Le film est plutôt sympa, superficiel sans doute, mais il témoigne avec légèreté et un réel entrain d'une dure réalité et l'on passe donc une bonne soirée. Il y a de temps à autre un peu de tension latente (quand le propriétaire découvre les sanitaires du 6e étage, quand l'une des bonnes lui apprend qu'elle ne retournera plus en Espagne à cause de Franco…). Mais cela ne va pas au-delà et le conflit n'est jamais frontal. Deux mondes se côtoient, apprennent à se découvrir et à s'apprécier, s'étonnent l'un l'autre et finissent pas sympathiser (et plus si affinités). Tout se joue symboliquement autour de la cuisson d'un œuf à la coque.
Au moment où se passe le film, les bonnes sont espagnoles. Elles ne parlent pas toujours très bien le français, l'ont parfois appris chez les sœurs. L'émigration, qui est souvent masculine, est ici féminine. Elles ont parfois laissé leur mari en Espagne ou sont mères célibataires. Elles expédient chaque mois une partie de leur salaire au pays ou économisent pour construire une maison.
C'est à cette époque que les bonnes espagnoles ont remplacé les Bretonnes. C'est réellement ce qui se passe dans le film. Les Bretonnes occupaient la place, si je puis dire, depuis des décennies. Dans la famille Joubert, la bonne c'est Germaine (interprétée par Michèle Gleizer) : elle avait été recrutée par les parents de Jean-Louis (Fabrice Luchini). Elle est encore plus rigide que son patron. Sur un clash, on la congédie et elle démissionne, l'un et l'autre simultanément : on a sa fierté quand même, quand on est depuis 25 ans dans la maison. L'affaire est réglée en quelques minutes, sans autres indemnités.
Et c'est là que surgissent les clichés. Il y en a aussi dans la relation qui se noue entre M. Joubert et les bonnes espagnoles. Il y en a dans le contraste entre Germaine et Maria, la jeune et sémillante Espagnole qui la remplace. Mais dans le cas de Germaine la Bretonne, les clichés sont de l'ordre du stéréotype. Quand elle perd son emploi, elle ne trouve rien de mieux à faire que d'aller se faire consoler chez les Espagnoles du 6e. Quelques petits coups pour la requinquer, et on la retrouve pompette, en partance dans la cour de l'immeuble, la valise à la main, titubant bien sûr… L'image n'est pas très valorisante et on ne peut pas dire que le portrait est flatteur.
On ici dans la fiction. Mais c'est gênant.
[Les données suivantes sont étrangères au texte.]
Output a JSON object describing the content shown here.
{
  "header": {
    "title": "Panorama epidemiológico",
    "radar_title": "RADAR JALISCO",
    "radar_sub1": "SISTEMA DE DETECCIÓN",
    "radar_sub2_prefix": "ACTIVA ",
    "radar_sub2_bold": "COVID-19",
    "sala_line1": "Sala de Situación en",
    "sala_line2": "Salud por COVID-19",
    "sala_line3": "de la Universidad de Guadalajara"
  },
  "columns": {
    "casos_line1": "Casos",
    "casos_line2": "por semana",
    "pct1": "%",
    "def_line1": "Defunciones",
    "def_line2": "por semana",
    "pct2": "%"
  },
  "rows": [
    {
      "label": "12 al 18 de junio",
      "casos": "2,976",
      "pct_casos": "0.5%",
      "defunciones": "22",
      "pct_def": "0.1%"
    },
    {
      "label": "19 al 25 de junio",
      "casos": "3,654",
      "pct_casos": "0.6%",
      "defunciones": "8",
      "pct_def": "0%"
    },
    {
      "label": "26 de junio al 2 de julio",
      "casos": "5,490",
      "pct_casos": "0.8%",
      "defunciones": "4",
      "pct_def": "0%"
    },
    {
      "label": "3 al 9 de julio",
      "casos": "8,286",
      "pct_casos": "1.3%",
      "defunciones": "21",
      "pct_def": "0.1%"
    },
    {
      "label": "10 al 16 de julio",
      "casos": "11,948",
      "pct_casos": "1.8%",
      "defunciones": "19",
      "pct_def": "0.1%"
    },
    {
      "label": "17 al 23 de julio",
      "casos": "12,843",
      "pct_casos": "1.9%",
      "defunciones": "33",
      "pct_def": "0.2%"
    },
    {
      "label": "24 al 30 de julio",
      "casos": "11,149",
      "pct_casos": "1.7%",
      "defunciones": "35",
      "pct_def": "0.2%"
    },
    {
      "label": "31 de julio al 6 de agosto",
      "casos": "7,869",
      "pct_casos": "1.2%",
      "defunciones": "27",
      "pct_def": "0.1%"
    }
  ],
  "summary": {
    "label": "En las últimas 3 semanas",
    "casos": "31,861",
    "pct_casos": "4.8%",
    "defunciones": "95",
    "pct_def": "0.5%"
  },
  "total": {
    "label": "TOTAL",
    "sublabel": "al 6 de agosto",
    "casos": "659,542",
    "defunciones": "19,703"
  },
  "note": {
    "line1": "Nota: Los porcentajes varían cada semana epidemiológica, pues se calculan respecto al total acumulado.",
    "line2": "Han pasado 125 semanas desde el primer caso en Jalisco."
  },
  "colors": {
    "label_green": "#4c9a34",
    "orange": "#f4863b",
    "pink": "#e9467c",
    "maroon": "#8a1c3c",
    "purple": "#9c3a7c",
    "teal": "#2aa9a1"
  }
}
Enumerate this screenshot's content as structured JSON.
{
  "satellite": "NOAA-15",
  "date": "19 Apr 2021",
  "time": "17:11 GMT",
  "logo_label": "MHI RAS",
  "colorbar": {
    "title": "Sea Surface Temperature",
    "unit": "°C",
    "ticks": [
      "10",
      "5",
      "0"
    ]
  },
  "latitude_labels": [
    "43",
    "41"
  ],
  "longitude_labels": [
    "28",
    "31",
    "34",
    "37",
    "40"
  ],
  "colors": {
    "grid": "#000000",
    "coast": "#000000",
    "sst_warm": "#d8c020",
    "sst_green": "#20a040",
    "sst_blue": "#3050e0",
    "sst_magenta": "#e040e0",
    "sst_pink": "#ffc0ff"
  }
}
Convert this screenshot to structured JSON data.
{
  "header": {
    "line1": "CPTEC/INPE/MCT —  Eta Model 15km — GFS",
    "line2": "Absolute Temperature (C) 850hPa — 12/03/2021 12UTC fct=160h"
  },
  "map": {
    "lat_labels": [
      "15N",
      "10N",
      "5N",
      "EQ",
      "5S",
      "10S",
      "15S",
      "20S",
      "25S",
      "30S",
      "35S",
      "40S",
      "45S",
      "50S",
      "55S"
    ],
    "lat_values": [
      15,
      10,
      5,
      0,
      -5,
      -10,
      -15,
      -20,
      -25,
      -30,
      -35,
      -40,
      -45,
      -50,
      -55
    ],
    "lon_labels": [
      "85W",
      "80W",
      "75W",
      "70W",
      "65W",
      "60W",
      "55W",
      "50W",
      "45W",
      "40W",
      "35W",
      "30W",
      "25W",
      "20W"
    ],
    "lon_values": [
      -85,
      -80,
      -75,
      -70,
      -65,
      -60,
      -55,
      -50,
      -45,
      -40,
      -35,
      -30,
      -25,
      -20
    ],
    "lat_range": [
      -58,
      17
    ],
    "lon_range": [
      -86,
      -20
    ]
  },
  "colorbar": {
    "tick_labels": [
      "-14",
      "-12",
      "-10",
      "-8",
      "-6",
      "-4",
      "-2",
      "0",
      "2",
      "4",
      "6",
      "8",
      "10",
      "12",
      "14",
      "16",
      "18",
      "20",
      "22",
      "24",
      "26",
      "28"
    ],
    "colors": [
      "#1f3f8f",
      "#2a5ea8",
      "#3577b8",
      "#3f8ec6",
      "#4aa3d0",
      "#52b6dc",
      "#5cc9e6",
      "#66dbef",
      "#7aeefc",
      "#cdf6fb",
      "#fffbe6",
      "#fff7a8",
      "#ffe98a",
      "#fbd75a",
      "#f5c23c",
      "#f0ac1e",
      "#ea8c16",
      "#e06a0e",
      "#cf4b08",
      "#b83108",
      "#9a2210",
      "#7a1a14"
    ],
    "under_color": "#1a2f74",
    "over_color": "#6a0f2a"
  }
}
On fera donc la différence avec le film de Thierry Compain, "Nous ne sommes pas des Bécassines" (2006). C'est un documentaire qui donne la parole à des Bretonnes de l'Ile-Grande ayant travaillé à Paris dans les années d'après-guerre. Un film très juste, sensible et qui témoigne d'un vécu bien différent des bonnes à Paris.